The other way I look at it is to look at political parties like a business. The business of the RNC and DNC is to sell the product of votes for candidates. Like any business, there are naturally some customers who go back and forth, but if a business suddenly sees 15% or more of their business leave when they are used to 1%, they are going to see why those customers are leaving and adjust their business accordingly to stop losing customers. If third parties (be it Libertarian or Constitution) take a good bite out of the Republican voting block and fundraising (and this also applies to the Greens and DNC this year so it isn't a one sided bleed), it will make the party shift its focus back to the right (hopefully).
One other thing is if the third parties (all of them) can pull enough votes to prevent either major party candidate from getting 270 electoral votes (which is not out of the realm of possibility at all and has happened twice before), you get basically a big red reset button and the decision goes to the House (for the President) and the Senate (for the VP).. .then yo really get complicated but it does allow for a stop and breathe moment to reevaluate the situation based on changing factors (candidate's health, mental state, hacking revelations, foreign involvement revelations, etc)
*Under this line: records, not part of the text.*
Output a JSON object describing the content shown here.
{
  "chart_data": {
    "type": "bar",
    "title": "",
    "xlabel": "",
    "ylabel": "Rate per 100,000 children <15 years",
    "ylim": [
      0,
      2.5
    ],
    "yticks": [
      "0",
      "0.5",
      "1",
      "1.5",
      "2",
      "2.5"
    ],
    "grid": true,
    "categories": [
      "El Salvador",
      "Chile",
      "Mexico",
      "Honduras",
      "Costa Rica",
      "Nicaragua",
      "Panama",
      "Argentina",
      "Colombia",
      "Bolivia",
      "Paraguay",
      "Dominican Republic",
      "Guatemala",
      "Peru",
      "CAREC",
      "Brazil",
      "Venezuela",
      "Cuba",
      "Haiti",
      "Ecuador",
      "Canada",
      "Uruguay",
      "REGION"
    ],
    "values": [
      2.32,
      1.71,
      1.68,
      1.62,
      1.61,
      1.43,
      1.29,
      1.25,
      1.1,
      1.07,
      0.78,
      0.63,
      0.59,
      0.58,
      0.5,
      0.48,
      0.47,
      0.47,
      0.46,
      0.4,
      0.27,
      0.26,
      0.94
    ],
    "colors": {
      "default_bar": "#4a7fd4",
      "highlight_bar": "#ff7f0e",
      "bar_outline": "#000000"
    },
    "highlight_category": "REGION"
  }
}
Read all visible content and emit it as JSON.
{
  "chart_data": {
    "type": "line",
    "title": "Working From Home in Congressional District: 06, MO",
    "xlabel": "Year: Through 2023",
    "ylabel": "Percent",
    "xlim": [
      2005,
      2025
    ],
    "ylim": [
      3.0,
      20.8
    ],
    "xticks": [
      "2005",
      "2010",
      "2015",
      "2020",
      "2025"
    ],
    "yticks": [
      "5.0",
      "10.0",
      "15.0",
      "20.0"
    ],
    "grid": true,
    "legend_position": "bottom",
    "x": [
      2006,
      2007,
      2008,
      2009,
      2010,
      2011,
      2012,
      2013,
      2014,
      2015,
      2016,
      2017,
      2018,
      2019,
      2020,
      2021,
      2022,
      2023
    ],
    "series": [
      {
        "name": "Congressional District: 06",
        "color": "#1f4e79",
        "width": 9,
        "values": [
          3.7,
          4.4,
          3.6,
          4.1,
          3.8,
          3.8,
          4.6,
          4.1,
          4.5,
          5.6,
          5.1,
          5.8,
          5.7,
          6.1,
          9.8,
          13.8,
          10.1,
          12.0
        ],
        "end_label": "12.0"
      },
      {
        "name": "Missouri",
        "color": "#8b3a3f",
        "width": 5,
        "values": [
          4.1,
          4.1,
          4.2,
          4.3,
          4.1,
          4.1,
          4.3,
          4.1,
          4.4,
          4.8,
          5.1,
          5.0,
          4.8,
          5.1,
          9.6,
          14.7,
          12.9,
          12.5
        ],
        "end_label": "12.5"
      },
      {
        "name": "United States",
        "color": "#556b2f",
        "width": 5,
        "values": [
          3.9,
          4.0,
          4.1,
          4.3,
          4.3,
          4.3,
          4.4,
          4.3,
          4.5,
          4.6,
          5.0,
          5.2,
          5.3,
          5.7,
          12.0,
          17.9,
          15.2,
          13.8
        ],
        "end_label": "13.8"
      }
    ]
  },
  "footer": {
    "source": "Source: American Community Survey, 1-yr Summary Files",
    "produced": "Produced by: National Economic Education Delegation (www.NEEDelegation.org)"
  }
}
Maybe there's another way to look at it, too. It's been quite a while since there's been a major party realignment -- maybe as far back as the replacement of the Whig Party by the Republicans. There's obviously been some movement within and between the R's and D's since then, but it's been pretty static in terms of it being a two-party system. The modern political system is essentially built on the existence of those two major parties.
People in general identify as members of one or the other party, and that self-identification is very compelling for reasons that are often more emotional than rational. To convince a person to move between parties is a big deal, but not terribly frightening.
But to move from that stable two-party foundation to a
different party -- that's very disconcerting, and even scary. One must deal with a lot of uncertainty, and grapple with ideas that were not even in play with the two major parties, whose basic tenets have been long-established, if often honored in the breach. It's damned frightening. It took me a long time to work up to saying in public that I would not support the GOP candidate.
Now consider what happens in a year when there are two train-wreck candidates whose very nominations prove that the current parties are irretrievably broken. This makes it easier for people to consider alternative political parties, and perhaps it begins the realignment process into a different set of viable political parties. I've long wondered why a more centrist party hasn't emerged from the rubble that used to be inhabited by rational Democrats and moderate Republicans. Maybe this is the year that realignment begins.